“10 milioni di euro di mancati introiti, un investimento da 20 milioni che non decolla e l’obbligo di bruciare rifiuti per favorire il teleriscaldamento. Una politica che non sta in piedi e alla quale Ava (Alto Vicentino Ambiente) e i sindaci suoi proprietari devono mettere un freno”.

Alto Vicentino Ricicla (Avr) prende posizione contro la partecipata che gestisce il ciclo dei rifiuti nell’Alto Vicentino e critica anche il più recente investimento da 2 milioni di euro per ampliare la rete di teleriscaldamento alla zona industriale di Schio.

“Abbiamo chiesto spiegazioni ai vertici della società, ma non avendo avuto risposte ora le chiediamo ai sindaci – hanno sottolineato Marco Rampon, Laura Rossi e Gianfranco Santacaterina, di Avr, spiegando da dove deriva la loro presa di posizione – Nel 2008 è stato approvato da Ava e dai sindaci un investimento da 20 oltre milioni di denaro pubblico per la realizzazione di una rete di teleriscaldamento e per il raddoppio della linea 1 dell’inceneritore, ad essa necessario. Il progetto doveva fruttare guadagni e migliorare le emissioni, a vantaggio dell’ambiente. A questo si sono aggiunti due milioni di euro per il teleriscaldamento della zona industriale di Schio. Ma dal 2014 (annodi inizio del teleriscaldamento) al 2019, la Società non è mai stata in grado di centrare gli obiettivi di vendita di calore che si era impegnata a raggiungere e che avrebbero dovuto, secondo i calcoli riportati nel piano industriale del 2008, portare ad un introito di 2.680.000 euro all’anno. Non essendo riuscita a vendere neppure la metà del calore che avrebbe dovuto collocare sul mercato, la Società ha accumulato nel solo periodo 2014-2019 oltre dieci milioni di euro di mancati introiti, con una continua progressione negativa anche nei dati relativi ai primi otto mesi del 2020. Il tutto bruciando rifiuti che per oltre tre quarti provengono da fuori bacino, e con un aumento delle emissioni che, prendendo a titolo di esempio gli ossidi di azoto, superano del 385% i valori previsti nel piano industriale”.

Avr non ci sta ed i suoi esponenti ora interrogano direttamente i sindaci, proprietari della società partecipata e titolari delle decisioni definitive.

E siccome da tempo si discute sullo spegnimento della linea 2 dell’inceneritore di Cà Capretta, Rampon, Rossi e Santacaterina chiedono come si possa conciliare lo spegnimento con il teleriscaldamento, visto che per teleriscaldare bisogna bruciare rifiuti.

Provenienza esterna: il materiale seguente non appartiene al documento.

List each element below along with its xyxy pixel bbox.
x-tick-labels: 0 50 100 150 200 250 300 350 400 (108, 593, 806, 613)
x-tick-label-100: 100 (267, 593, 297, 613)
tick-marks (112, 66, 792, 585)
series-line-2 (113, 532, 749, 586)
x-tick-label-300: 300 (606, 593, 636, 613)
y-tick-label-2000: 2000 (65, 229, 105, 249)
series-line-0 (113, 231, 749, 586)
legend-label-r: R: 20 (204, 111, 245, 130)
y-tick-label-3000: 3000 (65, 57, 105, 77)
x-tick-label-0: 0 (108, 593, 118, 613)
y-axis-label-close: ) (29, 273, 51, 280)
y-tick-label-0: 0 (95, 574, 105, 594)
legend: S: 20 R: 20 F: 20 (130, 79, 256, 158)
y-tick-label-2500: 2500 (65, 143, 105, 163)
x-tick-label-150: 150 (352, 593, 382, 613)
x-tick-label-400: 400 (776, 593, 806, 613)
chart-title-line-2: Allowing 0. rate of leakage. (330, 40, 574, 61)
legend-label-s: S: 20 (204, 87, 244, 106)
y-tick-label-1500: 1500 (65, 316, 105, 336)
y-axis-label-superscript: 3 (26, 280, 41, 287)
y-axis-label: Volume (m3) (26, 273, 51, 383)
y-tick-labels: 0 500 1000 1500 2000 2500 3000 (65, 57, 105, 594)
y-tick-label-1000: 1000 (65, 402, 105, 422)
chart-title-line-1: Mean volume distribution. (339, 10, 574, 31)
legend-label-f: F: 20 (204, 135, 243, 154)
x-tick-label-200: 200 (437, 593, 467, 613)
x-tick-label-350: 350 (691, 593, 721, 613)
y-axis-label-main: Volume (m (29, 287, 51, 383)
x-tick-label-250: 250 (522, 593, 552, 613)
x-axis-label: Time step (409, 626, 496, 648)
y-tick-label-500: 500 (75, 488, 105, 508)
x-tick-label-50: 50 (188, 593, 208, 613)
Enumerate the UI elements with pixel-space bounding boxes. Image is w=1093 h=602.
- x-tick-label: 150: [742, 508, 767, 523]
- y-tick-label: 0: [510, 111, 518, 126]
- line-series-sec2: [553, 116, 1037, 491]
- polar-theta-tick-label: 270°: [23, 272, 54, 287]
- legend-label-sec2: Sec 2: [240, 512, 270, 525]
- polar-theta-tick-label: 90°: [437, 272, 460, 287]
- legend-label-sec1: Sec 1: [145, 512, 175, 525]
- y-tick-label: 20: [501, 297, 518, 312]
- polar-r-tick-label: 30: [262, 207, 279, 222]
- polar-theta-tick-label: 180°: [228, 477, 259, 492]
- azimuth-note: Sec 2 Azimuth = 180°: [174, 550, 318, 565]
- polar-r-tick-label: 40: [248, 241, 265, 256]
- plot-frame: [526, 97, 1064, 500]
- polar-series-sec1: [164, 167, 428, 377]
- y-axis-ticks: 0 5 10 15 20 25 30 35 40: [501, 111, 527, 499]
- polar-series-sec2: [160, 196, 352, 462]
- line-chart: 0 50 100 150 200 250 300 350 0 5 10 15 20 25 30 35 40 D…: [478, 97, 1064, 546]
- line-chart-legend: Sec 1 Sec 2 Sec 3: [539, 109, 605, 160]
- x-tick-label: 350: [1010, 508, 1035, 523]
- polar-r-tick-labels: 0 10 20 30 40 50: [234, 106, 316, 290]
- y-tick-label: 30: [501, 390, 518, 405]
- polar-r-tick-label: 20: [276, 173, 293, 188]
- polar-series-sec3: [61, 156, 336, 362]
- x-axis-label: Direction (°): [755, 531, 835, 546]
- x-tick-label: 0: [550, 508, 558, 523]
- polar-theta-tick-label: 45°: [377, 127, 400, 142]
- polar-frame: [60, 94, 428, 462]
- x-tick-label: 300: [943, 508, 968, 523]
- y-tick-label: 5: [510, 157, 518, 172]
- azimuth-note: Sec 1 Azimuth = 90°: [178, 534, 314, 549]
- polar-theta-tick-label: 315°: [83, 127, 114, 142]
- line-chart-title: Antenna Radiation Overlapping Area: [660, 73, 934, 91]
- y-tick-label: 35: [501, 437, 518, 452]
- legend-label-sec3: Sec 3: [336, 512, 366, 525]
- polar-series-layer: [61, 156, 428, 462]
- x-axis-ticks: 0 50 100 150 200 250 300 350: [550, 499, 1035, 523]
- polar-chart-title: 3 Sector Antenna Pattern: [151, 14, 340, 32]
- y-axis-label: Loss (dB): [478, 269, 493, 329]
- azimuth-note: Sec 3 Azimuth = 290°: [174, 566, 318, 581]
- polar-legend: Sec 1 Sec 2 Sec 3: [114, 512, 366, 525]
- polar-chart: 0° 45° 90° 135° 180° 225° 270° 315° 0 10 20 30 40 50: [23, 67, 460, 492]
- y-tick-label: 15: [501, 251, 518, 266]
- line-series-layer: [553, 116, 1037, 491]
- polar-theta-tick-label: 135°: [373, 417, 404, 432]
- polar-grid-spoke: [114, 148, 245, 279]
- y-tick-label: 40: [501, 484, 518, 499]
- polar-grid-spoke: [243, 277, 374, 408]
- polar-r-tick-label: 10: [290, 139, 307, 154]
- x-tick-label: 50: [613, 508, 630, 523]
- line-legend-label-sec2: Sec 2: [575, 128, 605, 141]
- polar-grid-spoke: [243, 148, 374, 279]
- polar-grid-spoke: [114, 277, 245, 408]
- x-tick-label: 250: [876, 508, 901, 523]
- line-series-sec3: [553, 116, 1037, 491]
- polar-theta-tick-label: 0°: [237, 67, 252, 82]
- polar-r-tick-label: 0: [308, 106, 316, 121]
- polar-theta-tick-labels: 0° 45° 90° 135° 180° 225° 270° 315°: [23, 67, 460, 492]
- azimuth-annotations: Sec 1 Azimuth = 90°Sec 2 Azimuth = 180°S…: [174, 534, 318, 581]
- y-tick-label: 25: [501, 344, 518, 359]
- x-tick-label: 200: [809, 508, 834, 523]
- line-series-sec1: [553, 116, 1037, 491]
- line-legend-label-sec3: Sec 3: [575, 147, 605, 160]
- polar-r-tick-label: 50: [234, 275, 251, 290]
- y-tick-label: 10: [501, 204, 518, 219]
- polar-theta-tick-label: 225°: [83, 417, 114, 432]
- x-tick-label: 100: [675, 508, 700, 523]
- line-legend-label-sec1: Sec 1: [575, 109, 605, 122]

Chiedono inoltre: “Quali sono i tempi e le modalità di rientro dell’investimento di oltre venti milioni di euro di denaro pubblico effettuato per il teleriscaldamento, tenendo conto delle perdite economiche già accumulate in seguito alla mancata vendita di calore? Come può la società in tale contesto garantire alle aziende che si allacciano alla rete di teleriscaldamento tariffe

convenienti mantenendo al contempo gli equilibri di bilancio?”

Poi ci sono altri quesiti, che riguardano in primis l’inquinamento da inceneritore. “Brescia, sede del più grande inceneritore italiano, è risultata essere la città con il più alto tasso di mortalità in Europa per l’esposizione a polveri sottili – hanno concluso i rappresentanti di Avr – Come può Ava nelle comunicazioni pubbliche definire “energia pulita” e “ rinnovabile” il calore ottenuto bruciando plastica ed altri materiali e che libera in atmosfera, oltre ad altri veleni, ossidi di azoto, diossine, polveri, metalli pesanti? Come può la Società attribuire “elevata efficienza energetica” ad un impianto che nell’ultima rilevazione ufficiale ha ottenuto un indice di efficienza di 0,61cioè al limite minimo per essere ancora considerato un impianto con recupero di energia e ampiamente al di sotto di quanto richiesto per gli impianti costruiti dopo il 2009?”